Les collections du château de Versailles
XXIe siècle
Transformé en musée consacré « à toutes les gloires de la France » par le roi Louis-Philippe en 1837, le château de Versailles conserve aujourd’hui de nombreuses œuvres relatives à l’Espagne, à son histoire et à ses relations avec la France. Sans vouloir en faire ici un catalogue exhaustif, on peut toutefois signaler quelques tableaux et objets d’art à découvrir dans les galeries du château ainsi qu’à Trianon.
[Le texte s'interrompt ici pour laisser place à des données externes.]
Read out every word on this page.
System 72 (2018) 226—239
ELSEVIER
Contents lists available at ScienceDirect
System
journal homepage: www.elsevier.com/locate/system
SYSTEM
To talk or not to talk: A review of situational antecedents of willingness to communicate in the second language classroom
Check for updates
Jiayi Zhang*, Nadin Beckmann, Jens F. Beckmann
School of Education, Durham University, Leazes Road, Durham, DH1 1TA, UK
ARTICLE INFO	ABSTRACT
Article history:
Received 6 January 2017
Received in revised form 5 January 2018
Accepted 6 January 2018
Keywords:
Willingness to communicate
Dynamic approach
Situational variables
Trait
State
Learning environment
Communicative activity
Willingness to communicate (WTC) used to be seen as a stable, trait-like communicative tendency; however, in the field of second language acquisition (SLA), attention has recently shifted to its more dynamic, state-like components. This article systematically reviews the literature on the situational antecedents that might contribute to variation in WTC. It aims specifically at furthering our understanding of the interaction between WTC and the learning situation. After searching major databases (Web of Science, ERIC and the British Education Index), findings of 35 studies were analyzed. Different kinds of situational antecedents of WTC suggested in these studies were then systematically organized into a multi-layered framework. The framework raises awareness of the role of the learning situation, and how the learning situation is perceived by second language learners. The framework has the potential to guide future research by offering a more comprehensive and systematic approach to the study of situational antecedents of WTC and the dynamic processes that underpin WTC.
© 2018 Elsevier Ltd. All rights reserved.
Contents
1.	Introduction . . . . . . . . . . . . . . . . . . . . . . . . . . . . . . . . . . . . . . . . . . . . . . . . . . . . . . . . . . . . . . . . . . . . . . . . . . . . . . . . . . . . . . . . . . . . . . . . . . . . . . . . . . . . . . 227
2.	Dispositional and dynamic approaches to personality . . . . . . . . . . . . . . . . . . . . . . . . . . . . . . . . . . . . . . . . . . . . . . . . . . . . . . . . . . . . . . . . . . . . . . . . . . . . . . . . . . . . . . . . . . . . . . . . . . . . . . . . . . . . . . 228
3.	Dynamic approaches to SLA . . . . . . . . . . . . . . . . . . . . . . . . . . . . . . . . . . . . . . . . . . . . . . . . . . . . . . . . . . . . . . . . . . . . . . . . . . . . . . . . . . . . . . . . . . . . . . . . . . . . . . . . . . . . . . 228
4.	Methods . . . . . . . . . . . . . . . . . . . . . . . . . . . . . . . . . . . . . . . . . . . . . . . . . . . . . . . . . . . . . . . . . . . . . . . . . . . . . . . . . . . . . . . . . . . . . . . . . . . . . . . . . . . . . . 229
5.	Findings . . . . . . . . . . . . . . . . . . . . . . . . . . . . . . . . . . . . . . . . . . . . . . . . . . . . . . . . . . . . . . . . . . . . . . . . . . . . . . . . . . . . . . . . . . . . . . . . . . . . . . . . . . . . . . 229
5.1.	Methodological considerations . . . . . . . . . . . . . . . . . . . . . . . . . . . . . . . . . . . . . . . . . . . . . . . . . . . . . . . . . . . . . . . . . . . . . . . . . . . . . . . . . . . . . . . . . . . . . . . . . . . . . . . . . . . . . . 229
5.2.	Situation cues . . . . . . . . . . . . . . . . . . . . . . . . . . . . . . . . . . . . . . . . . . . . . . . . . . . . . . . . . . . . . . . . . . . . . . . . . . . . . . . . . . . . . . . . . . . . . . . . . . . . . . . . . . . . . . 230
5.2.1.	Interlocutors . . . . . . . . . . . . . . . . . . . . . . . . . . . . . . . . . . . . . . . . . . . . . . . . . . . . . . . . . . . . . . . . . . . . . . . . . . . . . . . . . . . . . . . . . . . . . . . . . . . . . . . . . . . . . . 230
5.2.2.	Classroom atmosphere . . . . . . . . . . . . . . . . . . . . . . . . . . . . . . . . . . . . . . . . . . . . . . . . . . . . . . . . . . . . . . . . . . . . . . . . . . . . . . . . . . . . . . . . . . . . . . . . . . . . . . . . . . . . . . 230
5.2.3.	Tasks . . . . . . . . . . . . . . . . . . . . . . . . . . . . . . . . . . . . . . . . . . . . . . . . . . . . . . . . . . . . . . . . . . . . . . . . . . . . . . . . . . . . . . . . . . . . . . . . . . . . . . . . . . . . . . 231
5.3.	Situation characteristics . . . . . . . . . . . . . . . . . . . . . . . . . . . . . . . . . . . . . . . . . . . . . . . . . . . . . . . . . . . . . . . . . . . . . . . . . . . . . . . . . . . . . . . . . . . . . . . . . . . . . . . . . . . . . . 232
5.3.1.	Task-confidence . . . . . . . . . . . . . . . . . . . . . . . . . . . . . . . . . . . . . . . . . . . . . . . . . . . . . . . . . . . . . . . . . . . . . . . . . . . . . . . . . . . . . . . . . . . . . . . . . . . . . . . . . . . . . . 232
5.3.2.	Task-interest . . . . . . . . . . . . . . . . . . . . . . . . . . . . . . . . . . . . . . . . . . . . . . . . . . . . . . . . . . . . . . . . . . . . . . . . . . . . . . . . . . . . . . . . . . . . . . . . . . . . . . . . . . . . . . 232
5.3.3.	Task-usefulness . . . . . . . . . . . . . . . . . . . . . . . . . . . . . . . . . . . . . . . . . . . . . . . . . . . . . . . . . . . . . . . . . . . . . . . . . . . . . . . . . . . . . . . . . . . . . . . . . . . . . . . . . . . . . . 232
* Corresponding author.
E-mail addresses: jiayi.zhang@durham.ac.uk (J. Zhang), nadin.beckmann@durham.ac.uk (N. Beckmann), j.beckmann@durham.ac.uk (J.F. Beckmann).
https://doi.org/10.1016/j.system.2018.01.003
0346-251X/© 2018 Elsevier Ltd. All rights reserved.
De l’histoire ancienne jusqu’aux guerres napoléoniennes, de nombreuses scènes de batailles ont été rassemblées, selon la prédilection du XIXe siècle pour l’ « histoire-bataille ». Citons ainsi La Bataille de Las Navas de Tolosa (1212) peinte par Horace Vernet pour l’une des salles dédiées aux Croisades et montrant le roi Sanche de Navarre au cœur de la mêlée ; La Bataille de Rocroi (1643), remportée par le jeune duc d’Enghien, futur prince de Condé, sur les troupes espagnoles de Francisco de Melo, ou encore les œuvres illustrant les heures sombres de l’occupation napoléonienne : La Capitulation de Madrid par Gros, Épisode du Siège de Saragosse ou l’impressionnant Combat de Guisando par Lejeune. Au Grand Trianon sont exposés un imposant vase de Sèvres commémorant la campagne de 1823 par laquelle le roi Louis XVIII apporte son soutien à Ferdinand VII – intervention malheureuse qui contribuera à précipiter l’Espagne dans une importante période de troubles –, ainsi que deux éléments du grand surtout de table offert par le roi Charles IV à Napoléon en 1808, réalisés à la manufacture de porcelaine du Buen Retiro. D’autres tableaux évoquent plutôt les souverains espagnols. Certains rappellent de façon très libre les épisodes célèbres de la réception de Charles Quint en France en 1539-1540 : François Ier et Charles Quint visitant les tombeaux de Saint-Denis, d’après Gros (1837) ou L’Anneau de Charles-Quint par Revoil (1810), actuellement déposé à l’ambassade de France à Madrid. D’autres, le bref règne de Joseph Bonaparte ou encore le règne d’Isabelle II et son mariage en 1846.
Enfin, Versailles garde le souvenir de quelques visites officielles de souverains espagnols comme celle que fit, en 1864, dom François d’Assise, époux de la reine Isabelle, ou plus récemment, celle du roi Alphonse XIII en 1905.